Il n’est pas contesté que Madame [Z] [J] n’était plus exposée au risque depuis le 7 janvier 2021 alors qu’elle bénéficiait d’un arrêt de travail et que la première constatation médicale concernant le coude gauche n’a été établie que le 24 septembre 2021, date de son échographie. Toutefois, cette dernière indique qu’elle ressentait des douleurs aux deux coudes, mais que les douleurs étant plus vives à droite, ce coude a été traité en priorité. L’attestation du Docteur [F] en date du 2 février 2023 confirme sa version, ce dernier indiquant que « le coude gauche qui était très modérément douloureux au moment où le coude droit montrait des signes aigus du fait de l’impossibilité d’utiliser la main droite ».
Alors que l’employeur n’a pas rempli le questionnaire, il y a lieu de relever que la présence de douleurs au coude gauche au moment de l’arrêt de travail prescrit pour le coude droit est attestée et que les tâches réalisées dans le cadre de son travail d’aide-soignante impliquaient une sollicitation quotidienne de son coude gauche avec des gestes répétés de saisies manuelles et le port de charges lourdes pendant plus de 13 années et alors qu’une pathologie similaire au coude droit a été prise en charge au titre de la législation professionnelle.
Ainsi, la pathologie développée par Madame [Z] [J] ayant été directement causée par son travail habituel, il sera donc fait droit au recours formé par cette dernière, qui sera admise au bénéfice de la législation sur les maladies professionnelles.
— Sur les demandes accessoires
Sur le fondement des dispositions de l’article 696 du code de procédure civile, applicable devant le tribunal judiciaire spécialement désigné en vertu de l’article L. 211-16 du code de l’organisation judiciaire, sur le fondement de l’article R. 142-1-A du code de la sécurité sociale, au regard de la nature du litige, chacune des parties doit conserver la charge de ses propres dépens.

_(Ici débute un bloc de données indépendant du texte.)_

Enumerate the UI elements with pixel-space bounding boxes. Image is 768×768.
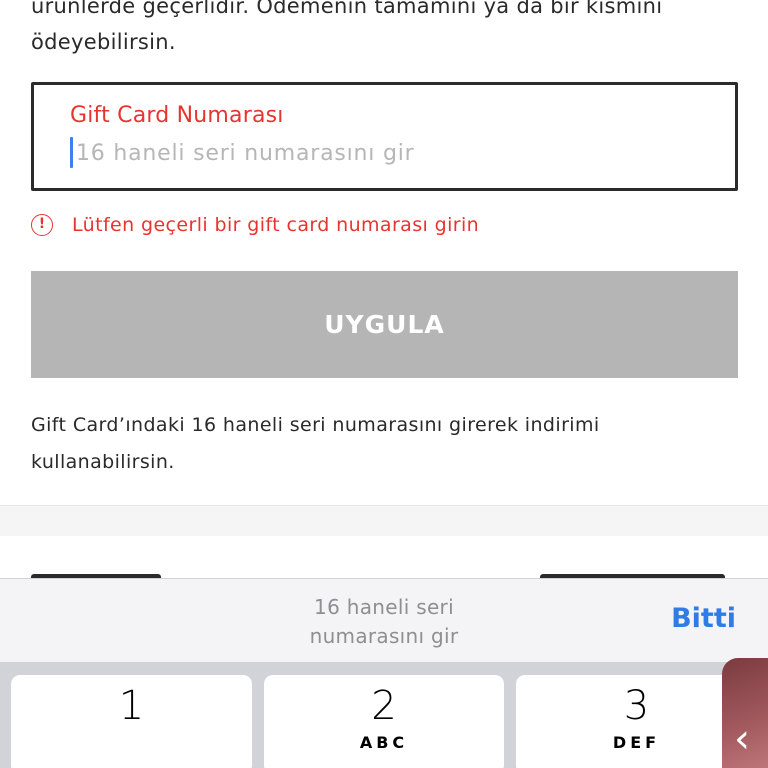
apply-button[interactable]: UYGULA <box>31 271 738 378</box>
key-2[interactable]: 2 ABC <box>264 675 504 768</box>
info-line-1: Gift Card’ındaki 16 haneli seri numarası… <box>31 414 600 436</box>
error-message-text: Lütfen geçerli bir gift card numarası gi… <box>72 214 480 236</box>
keyboard-hint-line-2: numarasını gir <box>309 624 459 648</box>
intro-line-2: ödeyebilirsin. <box>31 30 176 54</box>
key-3[interactable]: 3 DEF <box>516 675 757 768</box>
keyboard-hint-line-1: 16 haneli seri <box>314 595 454 619</box>
keyboard-toolbar: 16 haneli seri numarasını gir Bitti <box>0 578 768 662</box>
intro-text: ürünlerde geçerlidir. Ödemenin tamamını … <box>31 0 751 60</box>
text-caret <box>70 137 73 168</box>
gift-card-field[interactable]: Gift Card Numarası <box>31 82 738 191</box>
info-line-2: kullanabilirsin. <box>31 451 175 473</box>
error-message: ! Lütfen geçerli bir gift card numarası … <box>31 210 479 240</box>
chevron-left-icon: ‹ <box>734 716 750 762</box>
side-drawer-tab[interactable]: ‹ <box>722 658 768 768</box>
gift-card-field-label: Gift Card Numarası <box>70 103 284 128</box>
key-2-letters: ABC <box>359 733 409 752</box>
section-gap <box>0 506 768 536</box>
key-3-digit: 3 <box>623 683 650 729</box>
numeric-keypad: 1 2 ABC 3 DEF <box>0 662 768 768</box>
info-text: Gift Card’ındaki 16 haneli seri numarası… <box>31 407 731 481</box>
done-button[interactable]: Bitti <box>671 603 736 634</box>
key-3-letters: DEF <box>612 733 661 752</box>
obscured-summary-row <box>0 536 768 584</box>
key-1[interactable]: 1 <box>11 675 252 768</box>
key-2-digit: 2 <box>371 683 397 729</box>
intro-line-1: ürünlerde geçerlidir. Ödemenin tamamını … <box>31 0 663 18</box>
gift-card-number-input[interactable] <box>76 135 676 171</box>
key-1-digit: 1 <box>118 683 145 729</box>
alert-circle-icon: ! <box>31 214 53 236</box>
keyboard-hint: 16 haneli seri numarasını gir <box>234 593 534 651</box>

S’agissant des décisions rendues en matière de sécurité sociale, l’exécution provisoire est facultative, en application de l’article R. 142-10-6 du code de la sécurité sociale. Or, la nécessité d’ordonner l’exécution provisoire n’est pas démontrée.
PAR CES MOTIFS
Le tribunal judiciaire de Bordeaux, statuant par décision contradictoire mise à disposition au greffe et rendue en premier ressort,
DIT qu’il existe un lien direct entre la pathologie constatée par le certificat médical initial du 3 mai 2022 (Epicondylite gauche) et le travail de Madame [Z] [J],
EN CONSEQUENCE,
ADMET Madame [Z] [J] au bénéfice de la législation sur les maladies professionnelles,
RENVOIE Madame [Z] [J] devant les services de la caisse primaire d’assurance maladie de la Gironde pour la liquidation de ses droits,
DIT que chacune des parties conserve la charge de ses propres dépens,
DIT n’y avoir lieu à ordonner l’exécution provisoire du présent jugement.
Ainsi jugé et mis à disposition au greffe du tribunal le 27 novembre 2025, et signé par la présidente et la greffière.